A government amendment to Alberta’s election finance act creates a loophole that appears to allow unlimited donations to a political party through the candidate nomination process, an expert in election finance says.

Justice Minister Kaycee Madu introduced Bill 81, the Election Statutes Amendment Act, in the legislature on Thursday. 

The bill amends the Election Act, the Election Finances and Contributions Disclosure Act and the Alberta Personal Income Tax Act. The bill has yet to be debated in the legislature.

One of the bill’s amendments would allow unlimited contributions to candidates in nomination races, although these donations would not be tax deductible. 

Madu previously said the lack of a donation limit is not an issue because nomination candidates are not allowed to spend more than $12,500 on their nomination campaigns. 

But University of Calgary political scientist Lisa Young said the amendment may allow an unlimited amount of money to be transferred to the winning candidate’s election campaign — capped around $53,000 — or to the party. 
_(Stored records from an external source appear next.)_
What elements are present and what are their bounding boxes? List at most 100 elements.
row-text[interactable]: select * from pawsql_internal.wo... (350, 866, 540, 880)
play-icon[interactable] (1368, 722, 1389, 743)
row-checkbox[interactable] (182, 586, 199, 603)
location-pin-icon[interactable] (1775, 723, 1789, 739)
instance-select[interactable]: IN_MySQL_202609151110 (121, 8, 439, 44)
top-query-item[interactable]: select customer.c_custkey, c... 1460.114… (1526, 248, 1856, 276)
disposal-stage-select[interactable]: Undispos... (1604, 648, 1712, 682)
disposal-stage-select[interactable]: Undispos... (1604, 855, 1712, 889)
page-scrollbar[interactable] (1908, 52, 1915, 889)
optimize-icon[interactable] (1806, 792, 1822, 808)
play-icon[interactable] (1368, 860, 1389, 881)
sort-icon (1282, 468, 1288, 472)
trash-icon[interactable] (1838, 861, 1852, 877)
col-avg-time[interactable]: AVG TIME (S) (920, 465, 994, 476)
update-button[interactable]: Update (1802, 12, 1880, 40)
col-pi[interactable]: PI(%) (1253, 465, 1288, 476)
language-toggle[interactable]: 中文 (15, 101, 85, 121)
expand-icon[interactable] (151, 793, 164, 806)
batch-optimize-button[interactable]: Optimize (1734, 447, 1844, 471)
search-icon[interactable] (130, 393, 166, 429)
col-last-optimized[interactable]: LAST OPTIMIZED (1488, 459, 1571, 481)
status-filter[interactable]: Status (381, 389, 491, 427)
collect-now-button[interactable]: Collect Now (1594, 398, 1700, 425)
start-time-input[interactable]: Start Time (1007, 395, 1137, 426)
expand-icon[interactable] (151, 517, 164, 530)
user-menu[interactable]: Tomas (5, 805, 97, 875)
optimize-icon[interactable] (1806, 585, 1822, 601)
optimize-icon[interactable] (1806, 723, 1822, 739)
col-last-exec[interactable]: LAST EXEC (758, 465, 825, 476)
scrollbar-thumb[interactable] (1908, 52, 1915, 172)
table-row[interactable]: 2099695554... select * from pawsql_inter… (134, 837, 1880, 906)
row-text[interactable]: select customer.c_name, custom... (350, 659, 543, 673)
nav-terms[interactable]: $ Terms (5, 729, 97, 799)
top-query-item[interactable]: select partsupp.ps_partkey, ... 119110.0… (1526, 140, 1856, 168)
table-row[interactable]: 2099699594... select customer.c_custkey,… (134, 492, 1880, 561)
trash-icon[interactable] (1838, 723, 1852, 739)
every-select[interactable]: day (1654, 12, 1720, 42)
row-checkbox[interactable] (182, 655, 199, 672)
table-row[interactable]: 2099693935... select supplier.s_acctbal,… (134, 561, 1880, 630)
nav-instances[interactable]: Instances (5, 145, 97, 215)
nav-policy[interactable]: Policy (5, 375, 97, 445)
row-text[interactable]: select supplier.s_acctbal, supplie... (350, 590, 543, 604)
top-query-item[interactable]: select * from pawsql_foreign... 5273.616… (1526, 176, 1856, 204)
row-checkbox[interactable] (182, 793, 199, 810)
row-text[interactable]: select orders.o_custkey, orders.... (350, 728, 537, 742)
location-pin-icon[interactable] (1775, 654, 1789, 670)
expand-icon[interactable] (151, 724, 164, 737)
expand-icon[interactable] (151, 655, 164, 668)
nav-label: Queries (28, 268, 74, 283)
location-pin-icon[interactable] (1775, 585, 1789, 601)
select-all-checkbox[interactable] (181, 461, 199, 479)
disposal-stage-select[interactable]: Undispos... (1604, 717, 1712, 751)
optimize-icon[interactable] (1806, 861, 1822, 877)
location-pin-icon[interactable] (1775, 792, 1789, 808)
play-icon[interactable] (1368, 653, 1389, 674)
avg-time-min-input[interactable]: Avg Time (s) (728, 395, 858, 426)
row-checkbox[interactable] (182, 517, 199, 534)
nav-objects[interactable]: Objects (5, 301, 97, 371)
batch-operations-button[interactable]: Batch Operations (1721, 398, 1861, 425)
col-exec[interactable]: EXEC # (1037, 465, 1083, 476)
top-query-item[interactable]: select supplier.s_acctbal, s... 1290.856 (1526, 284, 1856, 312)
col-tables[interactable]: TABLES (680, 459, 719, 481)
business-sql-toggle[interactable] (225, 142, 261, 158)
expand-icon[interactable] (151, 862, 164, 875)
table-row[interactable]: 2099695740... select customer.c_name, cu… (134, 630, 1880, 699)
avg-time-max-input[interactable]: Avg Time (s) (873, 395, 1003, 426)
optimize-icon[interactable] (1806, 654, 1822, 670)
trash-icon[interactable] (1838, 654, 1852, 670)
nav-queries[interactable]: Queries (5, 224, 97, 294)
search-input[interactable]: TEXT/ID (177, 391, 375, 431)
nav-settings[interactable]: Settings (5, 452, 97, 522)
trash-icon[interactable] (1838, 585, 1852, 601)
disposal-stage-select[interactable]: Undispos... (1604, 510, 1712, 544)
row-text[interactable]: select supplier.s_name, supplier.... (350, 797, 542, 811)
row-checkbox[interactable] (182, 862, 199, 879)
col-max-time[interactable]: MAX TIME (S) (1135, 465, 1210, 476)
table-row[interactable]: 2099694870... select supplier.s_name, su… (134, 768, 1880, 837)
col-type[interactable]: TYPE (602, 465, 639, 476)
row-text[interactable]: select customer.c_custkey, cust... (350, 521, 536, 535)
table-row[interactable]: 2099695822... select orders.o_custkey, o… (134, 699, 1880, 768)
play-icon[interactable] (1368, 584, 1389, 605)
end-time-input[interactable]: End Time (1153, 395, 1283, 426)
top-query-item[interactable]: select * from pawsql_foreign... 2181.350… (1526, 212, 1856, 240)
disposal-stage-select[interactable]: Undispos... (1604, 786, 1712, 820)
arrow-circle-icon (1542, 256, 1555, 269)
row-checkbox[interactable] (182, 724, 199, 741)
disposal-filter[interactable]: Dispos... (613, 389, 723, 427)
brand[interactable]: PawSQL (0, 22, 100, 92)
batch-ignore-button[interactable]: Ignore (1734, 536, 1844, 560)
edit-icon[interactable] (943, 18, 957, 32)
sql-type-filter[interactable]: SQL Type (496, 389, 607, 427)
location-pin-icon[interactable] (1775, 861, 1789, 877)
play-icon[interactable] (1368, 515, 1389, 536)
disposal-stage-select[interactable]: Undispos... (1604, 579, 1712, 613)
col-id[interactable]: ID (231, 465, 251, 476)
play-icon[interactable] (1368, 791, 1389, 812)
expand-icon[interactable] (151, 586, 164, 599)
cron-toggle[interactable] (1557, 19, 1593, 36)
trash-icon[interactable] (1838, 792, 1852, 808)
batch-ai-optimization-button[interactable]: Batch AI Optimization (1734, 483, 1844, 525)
“I can’t find any mention in Bill 81 of amendments regarding the use of surpluses, so I have to assume that the provisions remain in place,” Young said.

“This absolutely creates a back door to solicit contributions above the minimum and then transfer them into the campaign.”

This would effectively circumvent the limit on donations to the campaign of a party’s nominated candidate.

“It makes it meaningless to say that you can only give [about $4,000] to a candidate who is running for election if you can give an unlimited amount to that candidate in the nomination, and then they transfer that over to the election,” Young said.

She said the loophole makes many of the legislative restrictions “almost meaningless.”

Negative impact on public trust

Young said the United Conservative government is going against the trend federally and in most provinces of tightening campaign finance laws.

“The government has not been able to give a rational response to why they are doing this. There is no reason for it.

“And I think it is going to have a negative impact on the integrity of the regulatory system and also on public trust in the system.”

Madu’s press secretary said he was unavailable for an interview. They did not respond to a request for a statement explaining why the government believes this amendment is necessary.

Young said it’s troubling because the amendment is contrary to the accepted reasons for limiting donations. 

Fairness is a major reason. Limits are employed to ensure candidates who are more likely to be supported by wealthy people don’t have an unfair advantage, she said. 

Another reason is to avoid even the appearance of a quid pro quo situation in which a person who gives a large donation to a politician can expect, for example, “either a policy concession or an advantage when it comes to bidding on government contracts,” Young said.

Reduced transparency of party finances

Another amendment proposed by Madu would eliminate the requirement for constituency associations to provide quarterly financial reports to Elections Alberta.

Young said the Alberta NDP traditionally raises money through its provincial office while the UCP fundraises through constituency associations. 

“This is just essentially an accounting difference,” Young said, adding that the public will have less information about the party’s fundraising and donors.

“This is not a move forward from the point of view of transparency.”

The NDP has raised more money than UCP for the past four quarters. 

The bill also increases the amount that parties can spend on a campaign. The NDP government capped campaign spending at $2 million in 2018 but a proposed new formula – $1.16 per voter – would raise that amount to about $3.27 million.

Young said that nearly a 50 per cent increase could mean much higher spending on campaigns in the future. The increase is not out of line with other provinces, she added.